Tikvah hosts a few week-long summer seminars dedicated to educating students about various aspects of Jewish/Israeli culture and politics.  A day before the application deadline they reached out to me, seemingly begging me to sign up for one of their programs: 


“The Meaning of Jewish Nationalism: From the Hebrew Bible to Modern Zionism” with Yoram Hazony may be interesting to you (he wrote powerfully about nationalism and the West here:, but perhaps there are others you might also find appealing. In any case, I’m including a short writeup on all our summer programs below”


This was in response to an op-ed I had written for The Times of IsraelI explained to him that Jewish nationalism was not of particular interest to me, however the US-Israel Strategic Alliance seminar sounded fascinating.   

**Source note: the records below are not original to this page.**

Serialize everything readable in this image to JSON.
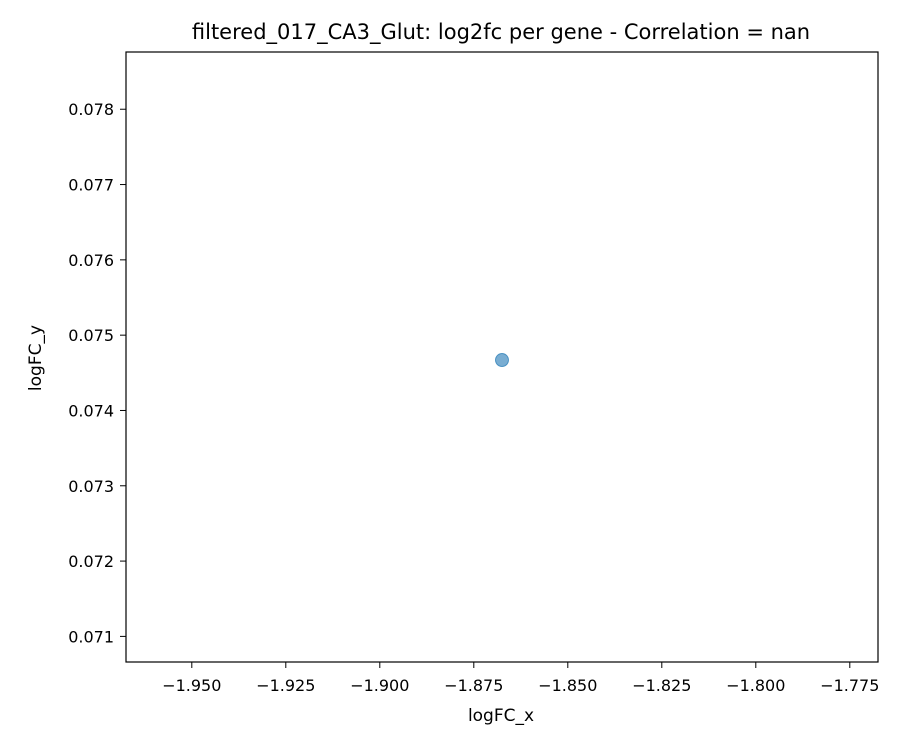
{
  "chart_data": {
    "type": "scatter",
    "title": "filtered_017_CA3_Glut: log2fc per gene - Correlation = nan",
    "xlabel": "logFC_x",
    "ylabel": "logFC_y",
    "xlim": [
      -1.9675,
      -1.7675
    ],
    "ylim": [
      0.07066,
      0.07876
    ],
    "x_ticks": [
      -1.95,
      -1.925,
      -1.9,
      -1.875,
      -1.85,
      -1.825,
      -1.8,
      -1.775
    ],
    "x_tick_labels": [
      "−1.950",
      "−1.925",
      "−1.900",
      "−1.875",
      "−1.850",
      "−1.825",
      "−1.800",
      "−1.775"
    ],
    "y_ticks": [
      0.071,
      0.072,
      0.073,
      0.074,
      0.075,
      0.076,
      0.077,
      0.078
    ],
    "y_tick_labels": [
      "0.071",
      "0.072",
      "0.073",
      "0.074",
      "0.075",
      "0.076",
      "0.077",
      "0.078"
    ],
    "grid": false,
    "points": [
      {
        "x": -1.8675,
        "y": 0.07467
      }
    ],
    "colors": {
      "point": "#1f77b4",
      "axes": "#000000",
      "background": "#ffffff"
    }
  }
}
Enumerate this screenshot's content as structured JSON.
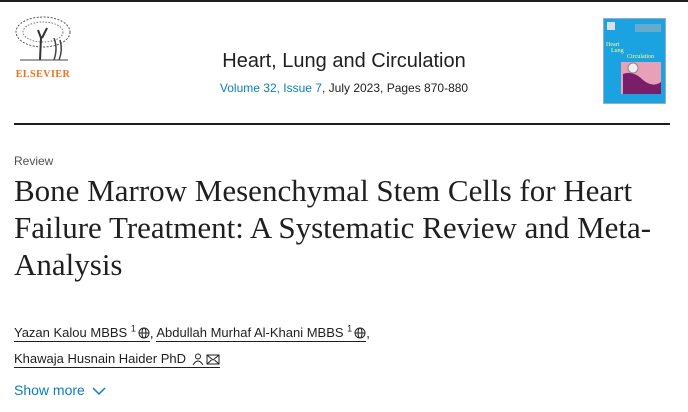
{
  "publisher": {
    "logo_text": "ELSEVIER"
  },
  "journal": {
    "title": "Heart, Lung and Circulation",
    "volume_issue": "Volume 32, Issue 7",
    "details": ", July 2023, Pages 870-880",
    "cover_text": [
      "Heart",
      "Lung",
      "Circulation"
    ]
  },
  "article": {
    "type": "Review",
    "title": "Bone Marrow Mesenchymal Stem Cells for Heart Failure Treatment: A Systematic Review and Meta-Analysis"
  },
  "authors": [
    {
      "name": "Yazan Kalou MBBS",
      "sup": "1",
      "icon": "globe-icon"
    },
    {
      "name": "Abdullah Murhaf Al-Khani MBBS",
      "sup": "1",
      "icon": "globe-icon"
    },
    {
      "name": "Khawaja Husnain Haider PhD",
      "icons": [
        "person-icon",
        "email-icon"
      ]
    }
  ],
  "separator": ",",
  "show_more": "Show more",
  "colors": {
    "link": "#0c7dbb",
    "elsevier_orange": "#e9711c",
    "cover_blue": "#1aa3e0"
  }
}
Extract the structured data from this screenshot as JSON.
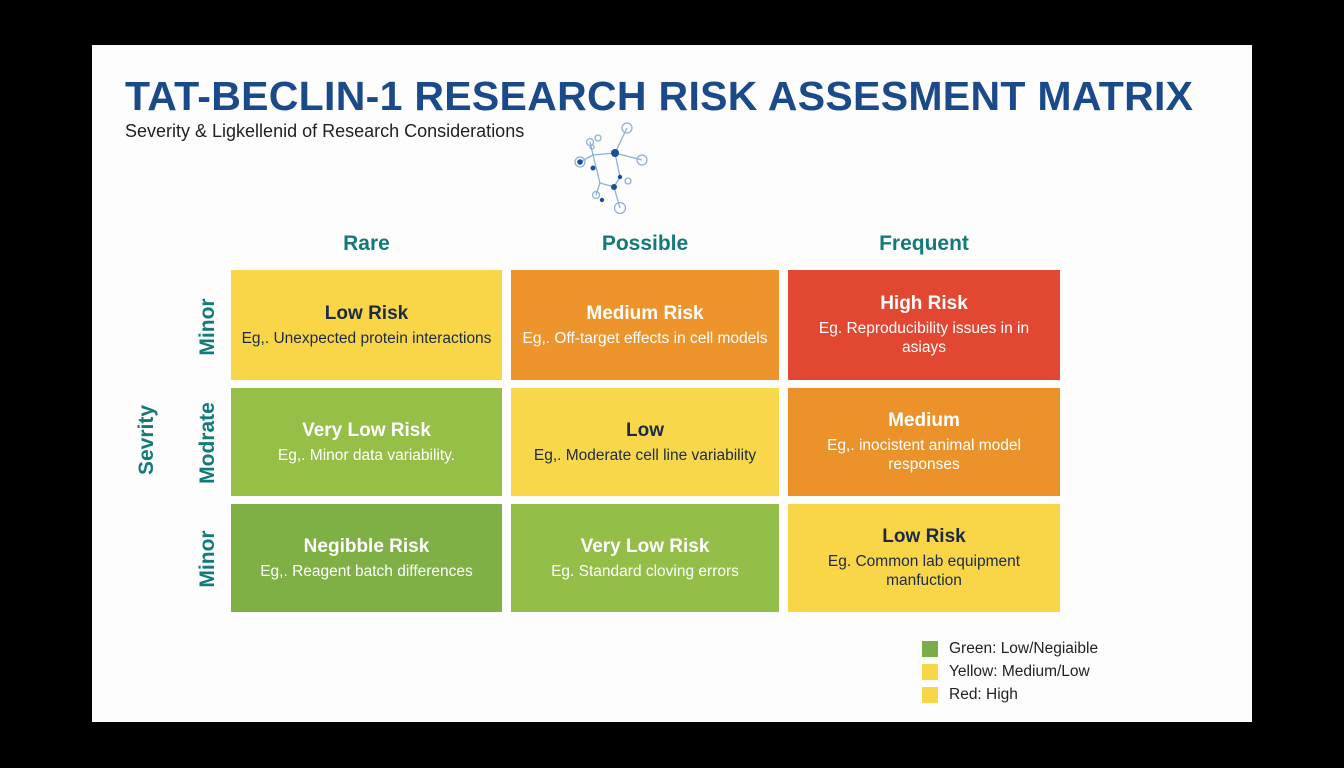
{
  "title": "TAT-BECLIN-1 RESEARCH RISK ASSESMENT MATRIX",
  "subtitle": "Severity & Ligkellenid of Research Considerations",
  "icon": "molecule-network-icon",
  "axis": {
    "severity_label": "Sevrity"
  },
  "columns": [
    "Rare",
    "Possible",
    "Frequent"
  ],
  "rows": [
    {
      "label": "Minor",
      "cells": [
        {
          "title": "Low Risk",
          "desc": "Eg,. Unexpected protein interactions",
          "color": "#f8d648",
          "text": "dark"
        },
        {
          "title": "Medium Risk",
          "desc": "Eg,. Off-target effects in cell models",
          "color": "#ed952c",
          "text": "light"
        },
        {
          "title": "High Risk",
          "desc": "Eg. Reproducibility issues in in asiays",
          "color": "#e24732",
          "text": "light"
        }
      ]
    },
    {
      "label": "Modrate",
      "cells": [
        {
          "title": "Very Low Risk",
          "desc": "Eg,. Minor data variability.",
          "color": "#96bf48",
          "text": "light"
        },
        {
          "title": "Low",
          "desc": "Eg,. Moderate cell line variability",
          "color": "#f8d84a",
          "text": "dark"
        },
        {
          "title": "Medium",
          "desc": "Eg,. inocistent animal model responses",
          "color": "#ec922a",
          "text": "light"
        }
      ]
    },
    {
      "label": "Minor",
      "cells": [
        {
          "title": "Negibble Risk",
          "desc": "Eg,. Reagent batch differences",
          "color": "#7fb046",
          "text": "light"
        },
        {
          "title": "Very Low Risk",
          "desc": "Eg. Standard cloving errors",
          "color": "#93be48",
          "text": "light"
        },
        {
          "title": "Low Risk",
          "desc": "Eg. Common lab equipment manfuction",
          "color": "#f8d648",
          "text": "dark"
        }
      ]
    }
  ],
  "legend": [
    {
      "label": "Green: Low/Negiaible",
      "color": "#7aad46"
    },
    {
      "label": "Yellow: Medium/Low",
      "color": "#f8d648"
    },
    {
      "label": "Red: High",
      "color": "#f8d648"
    }
  ]
}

He responded gleefully, and told me they’d even extend the deadline so I could submit the application.  Reluctantly, I wrote a three-page essay on the Arab/Israeli conflict, the influence John Locke’s Second Treatise of Government has had on my political thought, and why I think I’m a good fit for the program.  


Next, a fellow from Tikvah called me on Skype to speak for a half hour, with her first question being “You’re not Jewish, are you?”  This is not at all to suggest that they didn’t accept me because of my ethnic/religious status, but it was an interesting way to start the conversation, to be sure.  I thought the talk went pretty well, but I had the feeling that this wasn’t a very open minded program and my contrarian views would be discarded as opposed to embraced.  


3 weeks later, after what was apparently a long deliberation, Alan Rubinstein informed me: 


“Dear Daniel,

Thank you for your interest in Tikvah’s summer programs. We appreciated the opportunity to learn more about your interests and background through your application and are grateful for the time you gave for an interview.

We regret that we will not be able to offer you a place at this time. We received applications from many outstanding applicants and had to make a number of very tough choices.”


Thank you for my interest in Tikvah’s summer programs?!  Had your institute not reached out to me, I surely would have never heard of you.


I replied to Alan saying 


“Alan, thanks.  My only advice would be not to have your staff reach out to people and tell them they should apply, and then, after they've wasted time and energy writing essays and conducting a Skype interview, regretfully inform them they wont be accepted.  Why even reach out?


This will only cause spite towards your institution from people who may be influential someday.”


He didn’t have the courage to respond - I gave him three full days before publishing this column.   


I regret even playing Tikvah up by mentioning them, but when something like this happens I assume I’m not special and that it happens to many others.  Unfortunately not everyone has a public platform to air their grievances, so I must speak for all of us.  


Long story short: If you’re thinking of donating to Jewish causes, there are much better places to take your money.  Whatever you do, don’t support the Tikvah Fund.